The three men realize what he intends and race to stop Nelson, who has been dead for nine minutes when they arrive. Together with Rachel, the four friends work to save him. In the afterlife, the boy Nelson is in the tree being stoned by Billy from the ground and dies from the subsequent fall. When almost all his friends are about to give up on reviving Nelson, Billy forgives him. David gives Nelson one last shock, which brings him back.

==Cast==

- Kiefer Sutherland as Nelson Wright
  - Aeryk Egan as Young Nelson
- Julia Roberts as Rachel Manus
- Kevin Bacon as David Labraccio
  - John Joseph Duda as Young David
- William Baldwin as Joe Hurley
- Oliver Platt as Randy Steckle
- Kimberly Scott as Winnie Hicks
  - Kesha Reed as Young Winnie
- Joshua Rudoy as Billy Mahoney
- Benjamin Mouton as Jack Manus
- Hope Davis as Anne Coldren
- Patricia Belcher as Edna
- Beth Grant as Housewife

==Release==
Columbia Pictures released Flatliners theatrically on August 10, 1990. The film debuted at number 1 at the US box office, grossing $10 million on its opening weekend.
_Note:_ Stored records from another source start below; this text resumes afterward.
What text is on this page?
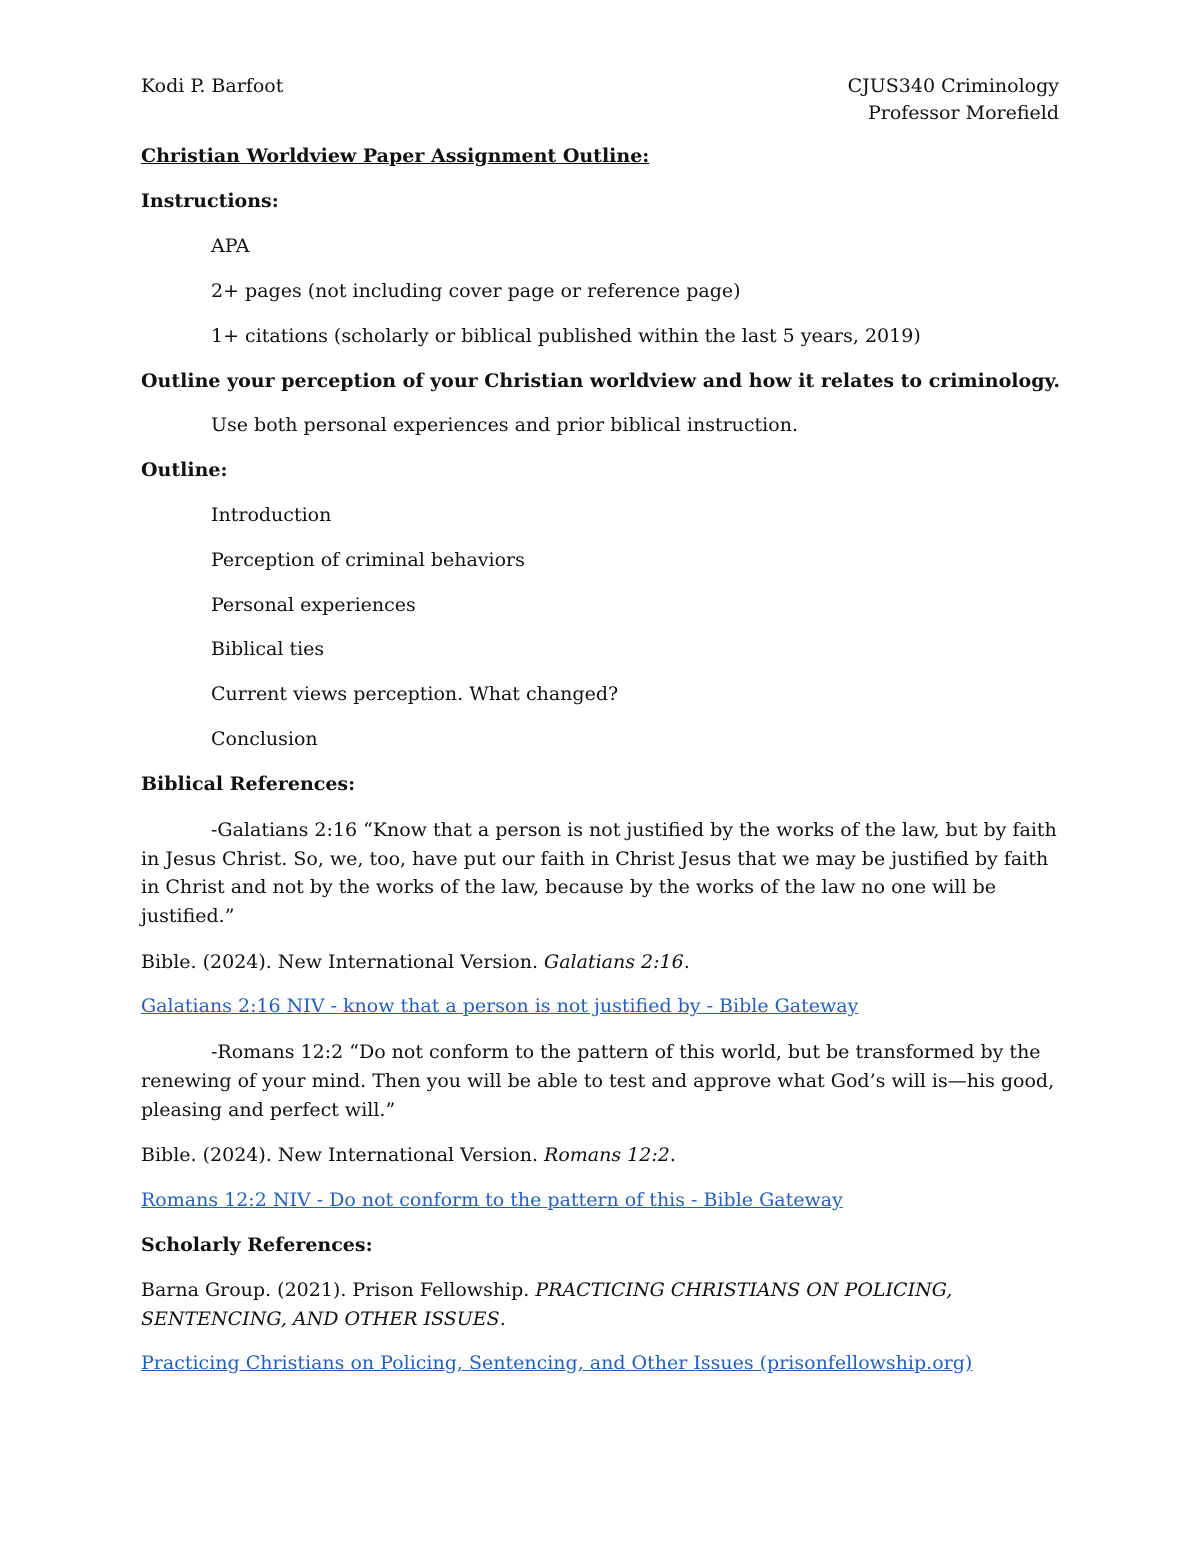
Kodi P. Barfoot	CJUS340 Criminology

Professor Morefield

Christian Worldview Paper Assignment Outline:

Instructions:

APA

2+ pages (not including cover page or reference page)

1+ citations (scholarly or biblical published within the last 5 years, 2019)

Outline your perception of your Christian worldview and how it relates to criminology.

Use both personal experiences and prior biblical instruction.

Outline:

Introduction

Perception of criminal behaviors

Personal experiences

Biblical ties

Current views perception. What changed?

Conclusion

Biblical References:

-Galatians 2:16 “Know that a person is not justified by the works of the law, but by faith

in Jesus Christ. So, we, too, have put our faith in Christ Jesus that we may be justified by faith

in Christ and not by the works of the law, because by the works of the law no one will be

justified.”

Bible. (2024). New International Version. Galatians 2:16.

Galatians 2:16 NIV - know that a person is not justified by - Bible Gateway

-Romans 12:2 “Do not conform to the pattern of this world, but be transformed by the

renewing of your mind. Then you will be able to test and approve what God’s will is—his good,

pleasing and perfect will.”

Bible. (2024). New International Version. Romans 12:2.

Romans 12:2 NIV - Do not conform to the pattern of this - Bible Gateway

Scholarly References:

Barna Group. (2021). Prison Fellowship. PRACTICING CHRISTIANS ON POLICING,

SENTENCING, AND OTHER ISSUES.

Practicing Christians on Policing, Sentencing, and Other Issues (prisonfellowship.org)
It grossed $61.5 million total in the United States.

==Reception==
The review aggregator Rotten Tomatoes reports that 50% of critics give the film a positive review based on 54 reviews, with the critical consensus "While it boasts an impressive cast, striking visuals, and an effective mood, Flatliners never quite jolts its story to life." On Metacritic, which assigns a weighted average rating to reviews, the film has a score 55 out of 100, based on 10 critics, indicating "mixed or average" reviews. Audiences polled by CinemaScore gave the film an average grade of "B+" on an A+ to F scale.
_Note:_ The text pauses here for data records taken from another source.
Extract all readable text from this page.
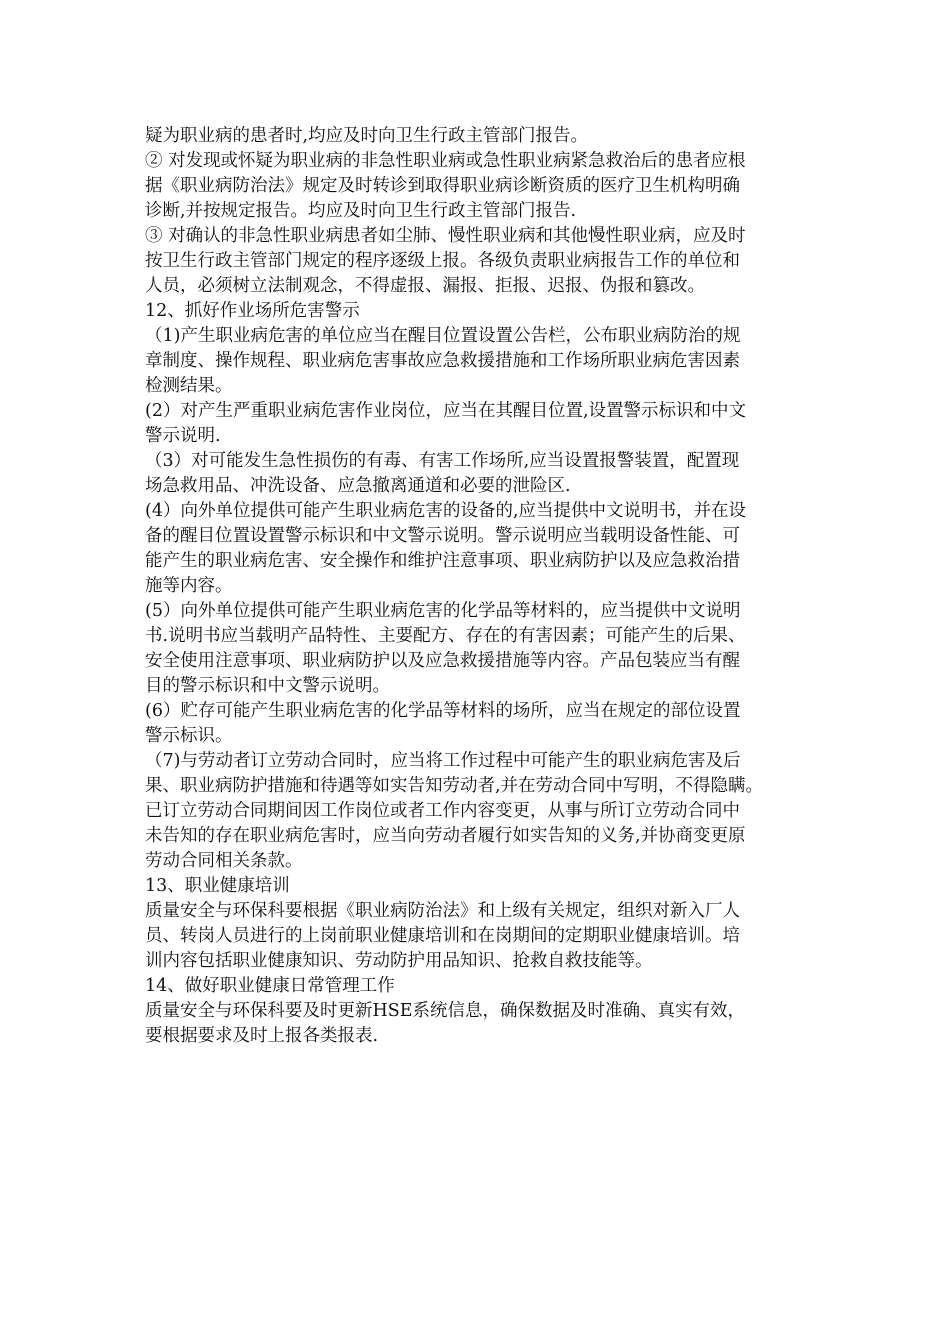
疑为职业病的患者时,均应及时向卫生行政主管部门报告。
② 对发现或怀疑为职业病的非急性职业病或急性职业病紧急救治后的患者应根
据《职业病防治法》规定及时转诊到取得职业病诊断资质的医疗卫生机构明确
诊断,并按规定报告。均应及时向卫生行政主管部门报告.
③ 对确认的非急性职业病患者如尘肺、慢性职业病和其他慢性职业病，应及时
按卫生行政主管部门规定的程序逐级上报。各级负责职业病报告工作的单位和
人员，必须树立法制观念，不得虚报、漏报、拒报、迟报、伪报和篡改。
12、抓好作业场所危害警示
（1)产生职业病危害的单位应当在醒目位置设置公告栏，公布职业病防治的规
章制度、操作规程、职业病危害事故应急救援措施和工作场所职业病危害因素
检测结果。
(2）对产生严重职业病危害作业岗位，应当在其醒目位置,设置警示标识和中文
警示说明.
（3）对可能发生急性损伤的有毒、有害工作场所,应当设置报警装置，配置现
场急救用品、冲洗设备、应急撤离通道和必要的泄险区.
(4）向外单位提供可能产生职业病危害的设备的,应当提供中文说明书，并在设
备的醒目位置设置警示标识和中文警示说明。警示说明应当载明设备性能、可
能产生的职业病危害、安全操作和维护注意事项、职业病防护以及应急救治措
施等内容。
(5）向外单位提供可能产生职业病危害的化学品等材料的，应当提供中文说明
书.说明书应当载明产品特性、主要配方、存在的有害因素；可能产生的后果、
安全使用注意事项、职业病防护以及应急救援措施等内容。产品包装应当有醒
目的警示标识和中文警示说明。
(6）贮存可能产生职业病危害的化学品等材料的场所，应当在规定的部位设置
警示标识。
（7)与劳动者订立劳动合同时，应当将工作过程中可能产生的职业病危害及后
果、职业病防护措施和待遇等如实告知劳动者,并在劳动合同中写明，不得隐瞒。
已订立劳动合同期间因工作岗位或者工作内容变更，从事与所订立劳动合同中
未告知的存在职业病危害时，应当向劳动者履行如实告知的义务,并协商变更原
劳动合同相关条款。
13、职业健康培训
质量安全与环保科要根据《职业病防治法》和上级有关规定，组织对新入厂人
员、转岗人员进行的上岗前职业健康培训和在岗期间的定期职业健康培训。培
训内容包括职业健康知识、劳动防护用品知识、抢救自救技能等。
14、做好职业健康日常管理工作
质量安全与环保科要及时更新HSE系统信息，确保数据及时准确、真实有效，
要根据要求及时上报各类报表.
In her review for The New York Times, Caryn James wrote, "when taken on its own stylish terms, Flatliners is greatly entertaining. Viewers are likely to go along with this film instantly or else ridicule it to death. Its atmospheric approach doesn't admit much middle ground." Critic Roger Ebert praised the film as "an original, intelligent thriller, well-directed by Joel Schumacher" and called the cast "talented young actors, [who] inhabit the shadows with the right mixture of intensity, fear and cockiness". But Ebert criticized Flatliners for "plot manipulation that is unworthy of the brilliance of its theme. I only wish it had been restructured so we didn't need to go through the same crisis so many times." Similarly, Peter Travers of Rolling Stone magazine praised the film's young stars, but complained that "by dodging the questions it raises about life after death, Flatliners ends up tripping on timidity. It's a movie about daring that dares nothing."

Entertainment Weekly gave the film a "D" rating and Owen Gleiberman wrote, "What isn't in evidence is the sort of overheated lunacy that made the William Hurt speed-freak trip movie Altered States (1980) such delectable trash. Flatliners is camp, but of a very low order. Schumacher is too intent on pandering to the youth market to take the mad risks and plunges that make for a scintillating bad movie." In contrast, The Washington Posts Rita Kempley loved the film, calling it: "a heart-stopping, breathtakingly sumptuous haunted house of a movie". The film has become a cult film. Matt Zoller Seitz, in his review of the 2017 remake, described the 1990 original as a "gothic self-help drama".

==Soundtrack==
- "Party Town" – Written and performed by Dave Stewart and the Spiritual Cowboys
- "The Clapping Song" – Written by Lincoln Chase

==Follow-up==

On October 5, 2015, a follow-up starring Elliot Page and Diego Luna was announced, following the casting of Nina Dobrev, James Norton and Kiersey Clemons. Kiefer Sutherland also appears in the remake. Sutherland had originally announced that he was reprising his role as Nelson Wright, revealing that the new film would actually be a sequel rather than a remake. However, upon release, Sutherland's character is identified as Barry Wolfson; a deleted scene indicates Sutherland is in fact playing the same character, living under a new identity. Directed by Danish filmmaker Niels Arden Oplev, it was released on September 29, 2017.